Ma il management deve essere consapevole del fatto che, mentre gestisce il breve periodo, sta consapevolmente o inconsapevolmente disegnando il futuro. Qualsiasi decisione presa oggi influirà sul dopocrisi e sulla reputazione delle azienda. In questi giorni, con le nostre azioni, stiamo già gettando le basi della nostra organizzazione nel futuro. Tutto quello che agiamo oggi definirà la nostra capacità di competere in futuro.
Dobbiamo gestire la nostra componente emotiva. La paura va ascoltata ma può portarci a prendere decisioni estreme rapidamente: decisioni che non sono il frutto di un ragionamento strategico e che rischiano poi di fare danno nella continuità. Serve saper gestire la complessità e coltivare le competenze che permettono di agire nell’ignoto. 

Uno degli ambiti sin da subito coinvolto nella crisi e su cui vediamo già impatti forti è quello della comunicazione interna e della gestione del personale. Cosa si deve tenere a mente?

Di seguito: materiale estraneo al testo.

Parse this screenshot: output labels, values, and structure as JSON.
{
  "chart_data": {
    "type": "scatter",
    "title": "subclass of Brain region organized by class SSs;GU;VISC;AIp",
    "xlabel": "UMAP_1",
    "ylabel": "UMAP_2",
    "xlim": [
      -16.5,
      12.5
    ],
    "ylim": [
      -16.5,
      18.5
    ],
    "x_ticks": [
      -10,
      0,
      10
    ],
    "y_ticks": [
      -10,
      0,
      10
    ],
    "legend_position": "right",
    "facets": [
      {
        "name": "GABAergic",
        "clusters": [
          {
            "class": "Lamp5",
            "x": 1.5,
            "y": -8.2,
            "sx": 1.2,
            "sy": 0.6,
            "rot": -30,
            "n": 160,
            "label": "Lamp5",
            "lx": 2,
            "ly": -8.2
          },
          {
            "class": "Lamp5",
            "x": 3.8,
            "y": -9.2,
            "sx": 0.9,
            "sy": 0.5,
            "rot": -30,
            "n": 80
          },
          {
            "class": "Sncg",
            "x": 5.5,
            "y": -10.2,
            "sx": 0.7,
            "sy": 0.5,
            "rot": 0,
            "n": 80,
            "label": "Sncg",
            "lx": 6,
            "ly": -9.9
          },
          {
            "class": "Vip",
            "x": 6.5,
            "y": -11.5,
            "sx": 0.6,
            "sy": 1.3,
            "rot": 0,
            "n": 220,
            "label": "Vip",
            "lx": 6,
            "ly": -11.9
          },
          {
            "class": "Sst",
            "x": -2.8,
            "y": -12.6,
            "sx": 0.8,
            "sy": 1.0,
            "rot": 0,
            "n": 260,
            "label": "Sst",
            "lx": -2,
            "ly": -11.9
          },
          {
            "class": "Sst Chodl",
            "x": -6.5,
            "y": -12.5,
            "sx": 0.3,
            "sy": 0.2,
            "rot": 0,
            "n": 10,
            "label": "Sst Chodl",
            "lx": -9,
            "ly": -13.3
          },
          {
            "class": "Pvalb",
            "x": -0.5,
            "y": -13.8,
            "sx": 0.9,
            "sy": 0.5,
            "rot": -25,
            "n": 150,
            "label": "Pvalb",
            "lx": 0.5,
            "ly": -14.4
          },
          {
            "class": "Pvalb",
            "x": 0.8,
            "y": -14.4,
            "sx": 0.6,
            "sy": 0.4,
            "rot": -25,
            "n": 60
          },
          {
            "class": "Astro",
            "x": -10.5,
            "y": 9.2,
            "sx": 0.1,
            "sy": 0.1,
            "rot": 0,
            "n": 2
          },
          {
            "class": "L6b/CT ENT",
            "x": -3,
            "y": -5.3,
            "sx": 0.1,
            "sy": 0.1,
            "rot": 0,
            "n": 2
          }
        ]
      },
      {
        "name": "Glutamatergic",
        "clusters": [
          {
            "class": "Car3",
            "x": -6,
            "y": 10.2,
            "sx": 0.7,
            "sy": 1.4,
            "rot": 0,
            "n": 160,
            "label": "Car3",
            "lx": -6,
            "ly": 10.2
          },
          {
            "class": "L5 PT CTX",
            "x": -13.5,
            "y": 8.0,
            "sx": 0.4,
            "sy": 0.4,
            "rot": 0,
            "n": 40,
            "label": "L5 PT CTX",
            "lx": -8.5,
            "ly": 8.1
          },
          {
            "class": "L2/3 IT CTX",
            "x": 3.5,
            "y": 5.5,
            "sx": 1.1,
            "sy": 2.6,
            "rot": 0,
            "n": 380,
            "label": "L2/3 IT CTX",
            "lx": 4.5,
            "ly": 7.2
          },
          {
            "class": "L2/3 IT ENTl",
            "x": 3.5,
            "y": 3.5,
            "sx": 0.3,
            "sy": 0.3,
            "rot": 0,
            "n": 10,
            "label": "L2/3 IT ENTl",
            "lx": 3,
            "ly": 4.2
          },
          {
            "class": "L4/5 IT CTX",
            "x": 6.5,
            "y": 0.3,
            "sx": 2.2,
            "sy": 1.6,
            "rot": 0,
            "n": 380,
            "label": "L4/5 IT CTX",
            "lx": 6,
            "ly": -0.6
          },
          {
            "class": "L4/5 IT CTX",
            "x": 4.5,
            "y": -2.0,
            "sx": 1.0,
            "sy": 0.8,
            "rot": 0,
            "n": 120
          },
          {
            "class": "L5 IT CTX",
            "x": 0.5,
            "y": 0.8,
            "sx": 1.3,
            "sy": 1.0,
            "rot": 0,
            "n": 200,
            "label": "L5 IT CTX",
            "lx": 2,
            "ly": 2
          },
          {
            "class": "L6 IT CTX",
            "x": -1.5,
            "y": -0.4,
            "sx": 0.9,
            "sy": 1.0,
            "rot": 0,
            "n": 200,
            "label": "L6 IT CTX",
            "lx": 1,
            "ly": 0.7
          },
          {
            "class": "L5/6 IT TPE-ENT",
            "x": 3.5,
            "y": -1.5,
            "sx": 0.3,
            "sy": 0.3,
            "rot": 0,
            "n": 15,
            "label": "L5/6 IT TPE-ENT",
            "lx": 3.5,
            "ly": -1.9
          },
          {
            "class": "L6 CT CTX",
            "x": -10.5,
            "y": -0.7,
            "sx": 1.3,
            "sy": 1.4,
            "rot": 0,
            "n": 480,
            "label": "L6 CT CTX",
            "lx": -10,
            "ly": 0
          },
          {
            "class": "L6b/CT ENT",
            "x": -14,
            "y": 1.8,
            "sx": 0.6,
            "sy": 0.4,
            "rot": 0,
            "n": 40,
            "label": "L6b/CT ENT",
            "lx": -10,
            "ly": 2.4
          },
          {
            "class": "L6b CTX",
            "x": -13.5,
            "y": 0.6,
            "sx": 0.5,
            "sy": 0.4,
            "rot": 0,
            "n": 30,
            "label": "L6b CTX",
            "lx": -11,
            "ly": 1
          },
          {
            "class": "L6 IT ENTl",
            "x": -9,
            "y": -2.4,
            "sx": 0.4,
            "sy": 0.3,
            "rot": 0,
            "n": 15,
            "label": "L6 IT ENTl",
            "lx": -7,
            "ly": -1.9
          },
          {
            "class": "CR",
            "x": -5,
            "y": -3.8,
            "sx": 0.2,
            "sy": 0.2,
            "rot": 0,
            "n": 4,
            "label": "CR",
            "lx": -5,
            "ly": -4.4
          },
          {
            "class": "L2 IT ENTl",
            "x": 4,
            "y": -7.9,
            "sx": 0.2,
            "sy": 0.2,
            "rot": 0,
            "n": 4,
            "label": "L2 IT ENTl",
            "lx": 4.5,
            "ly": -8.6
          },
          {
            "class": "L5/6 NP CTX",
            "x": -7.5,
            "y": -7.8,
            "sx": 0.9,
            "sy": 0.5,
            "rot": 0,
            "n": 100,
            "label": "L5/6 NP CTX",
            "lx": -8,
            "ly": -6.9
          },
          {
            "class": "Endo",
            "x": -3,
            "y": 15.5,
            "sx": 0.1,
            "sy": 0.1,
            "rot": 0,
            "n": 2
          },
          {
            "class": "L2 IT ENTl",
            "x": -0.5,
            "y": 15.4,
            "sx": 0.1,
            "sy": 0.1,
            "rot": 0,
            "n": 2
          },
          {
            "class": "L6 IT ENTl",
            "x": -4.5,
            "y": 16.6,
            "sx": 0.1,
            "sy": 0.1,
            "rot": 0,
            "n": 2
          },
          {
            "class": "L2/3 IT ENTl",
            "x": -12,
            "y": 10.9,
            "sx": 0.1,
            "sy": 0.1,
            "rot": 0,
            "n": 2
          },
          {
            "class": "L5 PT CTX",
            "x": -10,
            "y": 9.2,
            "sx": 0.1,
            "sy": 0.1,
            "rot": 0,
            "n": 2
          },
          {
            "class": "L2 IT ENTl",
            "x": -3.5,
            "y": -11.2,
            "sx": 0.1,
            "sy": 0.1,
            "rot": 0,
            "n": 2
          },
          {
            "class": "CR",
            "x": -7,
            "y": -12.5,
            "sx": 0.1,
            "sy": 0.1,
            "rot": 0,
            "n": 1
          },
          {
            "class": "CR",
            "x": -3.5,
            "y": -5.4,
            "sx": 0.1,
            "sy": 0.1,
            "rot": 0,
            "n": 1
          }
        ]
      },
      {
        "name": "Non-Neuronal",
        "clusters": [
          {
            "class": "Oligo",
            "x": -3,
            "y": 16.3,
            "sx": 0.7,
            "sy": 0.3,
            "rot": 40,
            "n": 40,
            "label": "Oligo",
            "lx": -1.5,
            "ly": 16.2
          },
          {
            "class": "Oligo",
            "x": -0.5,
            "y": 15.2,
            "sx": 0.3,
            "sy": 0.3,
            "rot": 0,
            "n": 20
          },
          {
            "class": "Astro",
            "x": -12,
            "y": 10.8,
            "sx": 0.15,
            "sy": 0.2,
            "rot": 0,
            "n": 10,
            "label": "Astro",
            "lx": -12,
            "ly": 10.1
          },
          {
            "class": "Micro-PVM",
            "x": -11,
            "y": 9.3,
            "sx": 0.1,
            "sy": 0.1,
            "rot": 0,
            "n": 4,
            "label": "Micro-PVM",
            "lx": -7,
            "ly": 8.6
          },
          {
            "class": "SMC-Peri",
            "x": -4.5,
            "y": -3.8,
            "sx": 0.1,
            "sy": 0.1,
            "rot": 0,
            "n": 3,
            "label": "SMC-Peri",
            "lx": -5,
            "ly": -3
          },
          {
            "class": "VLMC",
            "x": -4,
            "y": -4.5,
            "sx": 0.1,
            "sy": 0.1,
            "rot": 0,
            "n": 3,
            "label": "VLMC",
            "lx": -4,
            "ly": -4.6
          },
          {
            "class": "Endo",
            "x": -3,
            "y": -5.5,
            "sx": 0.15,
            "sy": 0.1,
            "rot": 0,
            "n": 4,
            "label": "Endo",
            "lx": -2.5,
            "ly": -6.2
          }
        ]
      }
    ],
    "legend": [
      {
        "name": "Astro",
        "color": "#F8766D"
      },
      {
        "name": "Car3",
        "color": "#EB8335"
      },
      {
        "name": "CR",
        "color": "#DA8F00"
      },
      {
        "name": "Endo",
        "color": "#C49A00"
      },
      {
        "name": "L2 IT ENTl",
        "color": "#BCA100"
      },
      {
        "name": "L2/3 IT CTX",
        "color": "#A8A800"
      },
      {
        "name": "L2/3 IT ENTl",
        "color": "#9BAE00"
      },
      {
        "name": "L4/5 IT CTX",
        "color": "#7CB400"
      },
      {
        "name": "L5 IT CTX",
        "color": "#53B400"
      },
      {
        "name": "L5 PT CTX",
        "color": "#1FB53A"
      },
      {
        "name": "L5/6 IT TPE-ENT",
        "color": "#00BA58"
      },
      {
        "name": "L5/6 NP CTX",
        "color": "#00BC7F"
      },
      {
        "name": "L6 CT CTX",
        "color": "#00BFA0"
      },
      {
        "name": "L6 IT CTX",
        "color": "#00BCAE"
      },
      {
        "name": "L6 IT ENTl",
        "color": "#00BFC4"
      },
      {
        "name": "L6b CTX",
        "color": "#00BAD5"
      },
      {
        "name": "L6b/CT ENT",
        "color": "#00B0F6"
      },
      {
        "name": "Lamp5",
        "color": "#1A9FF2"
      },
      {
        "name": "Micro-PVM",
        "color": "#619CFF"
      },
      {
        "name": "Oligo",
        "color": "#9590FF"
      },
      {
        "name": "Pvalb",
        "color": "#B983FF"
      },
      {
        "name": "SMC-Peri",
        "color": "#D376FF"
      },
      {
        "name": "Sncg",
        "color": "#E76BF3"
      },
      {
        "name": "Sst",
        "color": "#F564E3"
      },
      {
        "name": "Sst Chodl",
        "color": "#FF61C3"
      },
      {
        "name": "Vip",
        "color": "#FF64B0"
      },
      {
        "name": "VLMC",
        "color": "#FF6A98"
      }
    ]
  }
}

È importantissimo adottare rapidamente decisioni che siano calde, capaci di offrire protezione fisica e supporto psicologico alle persone. La motivazione del personale in questo momento è fondamentale: bisogna cercare di contrastare l’assenteismo e la demotivazione, che sono reazioni fisiologiche in momenti estremi come questo. 

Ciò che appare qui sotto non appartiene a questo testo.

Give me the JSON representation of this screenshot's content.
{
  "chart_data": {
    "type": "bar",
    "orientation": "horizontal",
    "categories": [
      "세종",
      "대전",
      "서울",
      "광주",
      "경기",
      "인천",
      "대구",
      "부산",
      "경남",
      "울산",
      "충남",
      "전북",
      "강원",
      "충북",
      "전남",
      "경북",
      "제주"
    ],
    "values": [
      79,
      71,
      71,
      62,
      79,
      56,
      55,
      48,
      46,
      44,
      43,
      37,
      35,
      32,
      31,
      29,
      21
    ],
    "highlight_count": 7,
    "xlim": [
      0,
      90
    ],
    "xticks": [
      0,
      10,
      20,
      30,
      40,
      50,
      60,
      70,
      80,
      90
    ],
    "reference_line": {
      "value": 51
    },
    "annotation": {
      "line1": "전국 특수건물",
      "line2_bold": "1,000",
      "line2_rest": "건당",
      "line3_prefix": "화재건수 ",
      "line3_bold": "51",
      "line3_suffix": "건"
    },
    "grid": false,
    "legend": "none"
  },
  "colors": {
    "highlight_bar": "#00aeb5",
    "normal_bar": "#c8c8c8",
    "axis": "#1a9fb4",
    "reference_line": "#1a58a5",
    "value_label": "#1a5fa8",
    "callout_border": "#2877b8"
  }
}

Una linea di comando chiara deve lasciare spazio a una autonomia “locale” che sia capace di declinare le decisioni prese sul territorio. È proprio dal coinvolgimento di tutta la popolazione aziendale che spesso nascono idee ed energie per affrontare e superare queste emergenze.

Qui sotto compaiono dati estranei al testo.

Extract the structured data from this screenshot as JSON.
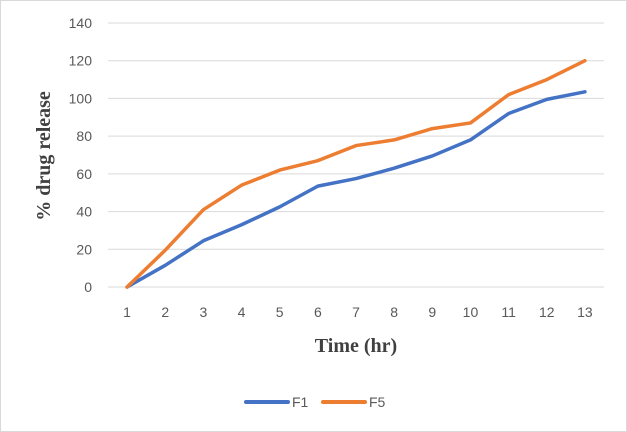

La comunicazione interna diventa ancora più importante: deve essere frequente, magari più asciutta, ma costante. Le aziende devono saper generare una narrativa della crisi e devono essere trasparenti. 
Bisogna offrire ai collaboratori gli strumenti per capire cosa sta succedendo e per gestire l’evento sul piano emotivo e cognitivo. 

Credi che qualcosa di quello che stiamo sperimentando e vivendo oggi rimarrà anche dopo nella gestione della popolazione aziendale?
Sicuramente sì. In una situazione di emergenza di questo tipo nessun sistema sociale (azienda, istituzione, società) tornerà ad essere quello che era prima. Viviamo una trasformazione, e già nel presente possiamo leggere l’emergere di segnali di quello che potremmo diventare. Se saremo diventare migliori o peggiori si scoprirà solo alla fine. 
Tutti ricorderanno per sempre questi giorni: le parole, le scelte che sono state prese, le azioni. 
La storia ci insegna che le azioni delle imprese nella crisi lasciano un segno. Penso ad esempio a Generali o a Barilla nel conflitto mondiale: aziende e manager che, nel cuore della crisi, hanno dimostrato la capacità di gestire l’incertezza e reagire secondo quello che era anche il ruolo sociale della loro azienda. Una volta superata la prova, l’organizzazione rinasce poi più forte perché ha la capacità di affrontare con maggiore legittimazione ed energia la rinascita. 

E, verso l’esterno, come cambia l’approccio che una azienda deve avere?
Le persone, gli stakeholder osservano i comportamenti delle aziende e comprendono se l’azienda sta facendo lo sforzo di agire in coerenza con i valori che ha professato fino a quel momento. Essere brand cittadini, capaci di prendere posizione, significa testimoniare il proprio impegno concreto rispetto a questa emergenza. Ogni azienda nell’emergenza diventa una stakeholder company. A decretare se quell’azienda supererà la crisi, e come, sono tutti gli stakeholder insieme: clienti, banche, fornitori, istituzioni pubbliche, dipendenti. Tra tutti, metterei al primo posto i clienti: i clienti tengono una azienda in movimento e cioè la tengono in vita. È essenziale, per chi può, cercare il più possibile di continuare a offrire un servizio. 
In generale i brand amici devono continuare ad essere appunto amici : un amico, nella crisi, si fa sentire, è prossimo, offre supporto, è attento ai toni e alle parole. Un messaggio efficace nel nuovo contesto può rivelarsi disfunzionale. 
Bisogna considerare il tempo presente e il vissuto delle persone. In questo momento le persone sono a casa e crescono gli ascolti della tv. I consumatori possono essere confortati se ritrovano messaggi e brand che sono familiari. La vita deve continuare.